A small Texas nonprofit is taking orders to mail blueprints for computer-made 3-D guns to anyone willing to pay for them just a day after a federal judge blocked the designs from being published online amid a national debate over printable weapons.

Defense Distributed, a self-described private-defense firm, has received more than 600 orders for 10 gun templates since Monday, when a Seattle judge indefinitely blocked the firm from making its instructions available for download to print fully functional firearms at home using 3-D printers.

The Austin, Texas-based organization has also raised more than $200,000 in the past week thanks to the attention Defense Distributed has received since it was sued along with the Trump administration over the blueprints’ availability.

“I’m following the court order,” Cody Wilson, director of Defense Distributed, said by phone. “I’m not ignoring it or doing anything in spite of it.” Wilson added that the suit hasn’t prevented anything. “All the congratulatory rhetoric about stopping the guns — no, you haven’t accomplished what you wanted,” he said.

The judge also ridiculed the U.S. government’s argument downplaying the public safety threat from the weapons.

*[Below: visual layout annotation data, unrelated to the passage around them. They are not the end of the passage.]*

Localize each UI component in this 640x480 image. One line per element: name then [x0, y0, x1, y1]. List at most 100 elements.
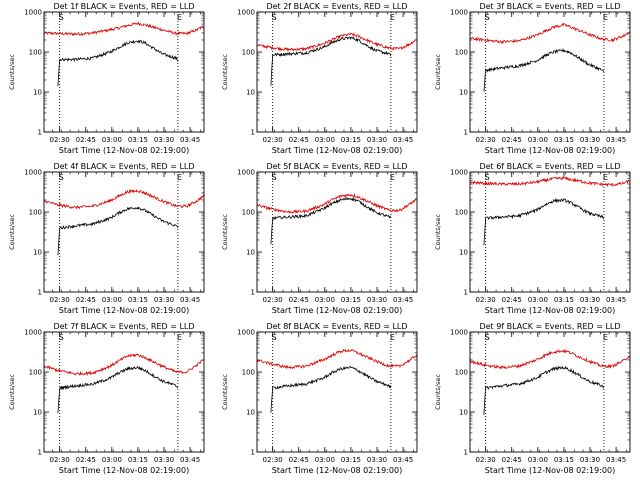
plot-frame [256, 331, 418, 453]
panel-det-8: Det 8f BLACK = Events, RED = LLD Counts/s… [221, 322, 418, 475]
x-tick-label: 03:45 [180, 296, 200, 304]
x-tick-label: 03:00 [315, 456, 335, 464]
x-tick-label: 03:00 [528, 296, 548, 304]
y-tick-label: 1 [464, 289, 468, 297]
x-tick-label: 03:00 [528, 456, 548, 464]
y-tick-label: 1000 [450, 9, 468, 17]
y-tick-label: 10 [33, 89, 42, 97]
x-axis-label: Start Time (12-Nov-08 02:19:00) [59, 146, 189, 155]
series-lld [43, 21, 204, 37]
series-events [57, 206, 179, 256]
x-tick-label: 02:45 [76, 456, 96, 464]
x-tick-label: 02:45 [76, 296, 96, 304]
x-tick-label: 03:45 [393, 136, 413, 144]
x-tick-label: 02:45 [289, 136, 309, 144]
x-tick-label: 02:45 [502, 296, 522, 304]
marker-label-s: S [272, 13, 277, 22]
panel-title: Det 3f BLACK = Events, RED = LLD [479, 2, 620, 11]
y-axis-label: Counts/sec [434, 374, 442, 410]
y-tick-label: 100 [242, 369, 255, 377]
panel-title: Det 8f BLACK = Events, RED = LLD [266, 322, 407, 331]
plot-frame [43, 171, 205, 293]
y-tick-label: 1 [251, 449, 255, 457]
y-tick-label: 10 [33, 249, 42, 257]
x-tick-label: 02:30 [50, 136, 70, 144]
y-tick-label: 10 [33, 409, 42, 417]
plot-frame [469, 331, 631, 453]
y-tick-label: 1000 [24, 329, 42, 337]
x-tick-label: 02:30 [476, 136, 496, 144]
x-tick-label: 03:15 [128, 296, 148, 304]
y-tick-label: 10 [459, 249, 468, 257]
x-tick-label: 02:30 [476, 296, 496, 304]
y-tick-label: 100 [29, 209, 42, 217]
y-tick-label: 1000 [24, 9, 42, 17]
y-tick-label: 1 [464, 449, 468, 457]
series-events [270, 36, 392, 86]
x-tick-label: 03:15 [341, 456, 361, 464]
panel-det-9: Det 9f BLACK = Events, RED = LLD Counts/s… [434, 322, 631, 475]
panel-det-6: Det 6f BLACK = Events, RED = LLD Counts/s… [434, 162, 631, 315]
marker-label-s: S [59, 333, 64, 342]
x-axis-label: Start Time (12-Nov-08 02:19:00) [272, 466, 402, 475]
panel-title: Det 7f BLACK = Events, RED = LLD [53, 322, 194, 331]
y-axis-label: Counts/sec [221, 374, 229, 410]
y-tick-label: 1000 [237, 169, 255, 177]
panel-title: Det 6f BLACK = Events, RED = LLD [479, 162, 620, 171]
x-tick-label: 03:45 [393, 456, 413, 464]
x-tick-label: 03:15 [341, 296, 361, 304]
y-tick-label: 10 [246, 249, 255, 257]
y-tick-label: 10 [459, 89, 468, 97]
series-events [483, 365, 605, 415]
marker-label-e: E [390, 13, 395, 22]
x-tick-label: 03:30 [154, 456, 174, 464]
y-tick-label: 100 [29, 49, 42, 57]
y-axis-label: Counts/sec [434, 54, 442, 90]
x-tick-label: 03:45 [606, 456, 626, 464]
panel-det-3: Det 3f BLACK = Events, RED = LLD Counts/s… [434, 2, 631, 155]
x-tick-label: 03:45 [180, 456, 200, 464]
y-tick-label: 1000 [24, 169, 42, 177]
y-tick-label: 1 [38, 289, 42, 297]
marker-label-s: S [485, 13, 490, 22]
x-tick-label: 03:00 [315, 136, 335, 144]
series-lld [43, 188, 204, 210]
x-axis-label: Start Time (12-Nov-08 02:19:00) [59, 466, 189, 475]
series-events [57, 39, 179, 87]
x-tick-label: 03:00 [528, 136, 548, 144]
y-tick-label: 100 [455, 209, 468, 217]
plot-frame [256, 171, 418, 293]
marker-label-s: S [272, 333, 277, 342]
x-tick-label: 03:45 [606, 136, 626, 144]
y-tick-label: 1 [251, 289, 255, 297]
x-tick-label: 03:30 [580, 136, 600, 144]
panel-title: Det 9f BLACK = Events, RED = LLD [479, 322, 620, 331]
series-lld [469, 348, 630, 370]
x-tick-label: 02:30 [50, 456, 70, 464]
y-axis-label: Counts/sec [8, 54, 16, 90]
panel-det-5: Det 5f BLACK = Events, RED = LLD Counts/s… [221, 162, 418, 315]
panel-det-1: Det 1f BLACK = Events, RED = LLD Counts/s… [8, 2, 205, 155]
y-axis-label: Counts/sec [434, 214, 442, 250]
series-events [270, 196, 392, 245]
plot-frame [256, 11, 418, 133]
x-tick-label: 02:30 [263, 456, 283, 464]
marker-label-s: S [485, 333, 490, 342]
x-tick-label: 03:30 [367, 456, 387, 464]
panel-title: Det 1f BLACK = Events, RED = LLD [53, 2, 194, 11]
x-tick-label: 03:30 [154, 296, 174, 304]
x-tick-label: 02:45 [502, 456, 522, 464]
series-events [270, 365, 392, 413]
x-tick-label: 02:45 [502, 136, 522, 144]
y-tick-label: 10 [246, 409, 255, 417]
series-lld [43, 353, 204, 377]
series-lld [469, 176, 630, 188]
marker-label-s: S [272, 173, 277, 182]
panel-title: Det 5f BLACK = Events, RED = LLD [266, 162, 407, 171]
marker-label-e: E [603, 13, 608, 22]
x-tick-label: 03:00 [102, 456, 122, 464]
y-tick-label: 100 [455, 49, 468, 57]
x-tick-label: 02:30 [476, 456, 496, 464]
x-tick-label: 03:45 [393, 296, 413, 304]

Defense Distributed contended that untraceable guns are already prohibited under federal law. That argument “rings hollow,” U.S. District Judge Robert Lasnik wrote, because the nonprofit is trying to remove regulatory hurdles to allow such weapons to be made.

Lasnik said in his ruling that regulation under the federal Arms Export Control Act “means that the files cannot be uploaded to the internet, but they can be emailed, mailed, securely transmitted, or otherwise published within the United States.”

Josh Blackman, a lawyer for Defense Distributed, said Tuesday that Lasnik’s ruling allows the plans to be sold without breaking the law.

The firearms industry has largely ignored the 3-D gun debate. The National Shooting Sports Foundation, which lobbies on behalf of gun makers, noted that homemade guns have long been legal in the United States but the trend of hobbyists making their own firearms has never run a risk to commercial gun makers in the past.

Washington state Attorney General Bob Ferguson, who spearheaded the states’ case, on Tuesday blamed the Trump administration for not taking a hard stand against 3-D printed guns.

“Because of our lawsuit, it is once again illegal to post downloadable gun files to the Internet,” he said in a statement. “I trust the federal government will hold Cody Wilson, a self-described ‘crypto-anarchist,’ accountable to that law. If they don’t, President Trump will be responsible for anyone who is hurt or killed as a result of these weapons.”

Blackman said in an interview Tuesday that it’s up to buyers to name their own price for the blueprints, plus a $7 shipping fee. Defense Distributed is using the proceeds to launch a new website and expand its 3-D gun blueprint offerings, while cover the group’s legal costs, said Wilson.

“Everyone who wants these files will get them,” said Wilson. “We will be way more successful now.”

The Defense Distributed website displays a map of the U.S. showing that the blueprints aren’t being sold to residents of the 19 “blue” states that brought the lawsuit.

“Oops. You are behind the blue wall,” the web page reads. “Your masters say you can’t be trusted with this information.”